Left: High quality 3D TRABI-BP SMLM image of F-Actin in a U2OS cell with 9-phalloidin in PBS buffer. Right: (A) Lateral (x: black, y: red) and axial (blue) localization precisions calculated from the data illustrated on left. Marks indicate data points and solid lines indicate Gaussian fits to the data. (B) Comparison of single molecule photon intensities regarding single frame (black) and tracked (gray) median values of data illustrated in 9_3D (left) and comparable measurements in 2D imaging modes of 9 (center) and AF647 (right) in standard dSTORM photoswitching buffer. (C) Experimentally determined lateral localization precisions of 9_3D (6.9 nm), 9_2D (5.2 nm), and AF647_2D (5.9 nm).
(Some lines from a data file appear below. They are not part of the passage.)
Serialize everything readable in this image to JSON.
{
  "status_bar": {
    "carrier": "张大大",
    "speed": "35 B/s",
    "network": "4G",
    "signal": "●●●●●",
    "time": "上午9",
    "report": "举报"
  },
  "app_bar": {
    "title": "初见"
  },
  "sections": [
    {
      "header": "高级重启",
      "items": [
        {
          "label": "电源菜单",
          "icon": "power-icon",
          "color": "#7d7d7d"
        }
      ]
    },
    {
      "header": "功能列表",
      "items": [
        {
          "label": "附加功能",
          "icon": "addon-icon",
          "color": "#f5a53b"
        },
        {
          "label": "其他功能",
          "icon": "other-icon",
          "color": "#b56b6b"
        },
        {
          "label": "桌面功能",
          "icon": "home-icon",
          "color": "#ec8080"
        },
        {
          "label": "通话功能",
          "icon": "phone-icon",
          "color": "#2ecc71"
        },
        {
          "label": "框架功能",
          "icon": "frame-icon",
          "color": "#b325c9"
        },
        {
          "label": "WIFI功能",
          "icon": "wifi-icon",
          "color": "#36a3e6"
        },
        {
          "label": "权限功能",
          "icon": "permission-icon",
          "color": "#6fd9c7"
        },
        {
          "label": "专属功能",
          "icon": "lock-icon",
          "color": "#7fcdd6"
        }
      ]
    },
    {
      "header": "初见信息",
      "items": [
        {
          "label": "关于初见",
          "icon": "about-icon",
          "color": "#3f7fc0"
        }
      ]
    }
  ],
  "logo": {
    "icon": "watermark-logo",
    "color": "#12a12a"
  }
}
In summary, we have developed a cascade cyclization strategy that appends a tetracyclic ring system to the pentamethine cyanine polymethine bridge. Conformational restraint improves fluorescence quantum yield and prolongs lifetime, while also enhancing recovery from hydride addition. These properties enable PALM-like SMLM, providing excellent photon counts without recourse to high thiol, deoxygenated buffer. The combination of these new cyanines and reductive caging may be useful in other contexts, including live-cell localization and tracking experiments. Additionally, the improved recovery of the new variants may be enabling for sensing reactive oxygen species (ROS), another context where cyanine reduction/oxidation has been used.²⁶

These studies provide the chemical framework to create fluorophores targeting a range of applications. For example, the installation of additional sulfonates or other polar functional groups is likely a prerequisite for antibody labeling at high density.²⁹ The application of strategies to mitigate photobleaching reactions could extend the time window for observation.^30–33 These and related efforts are the subject of ongoing investigation.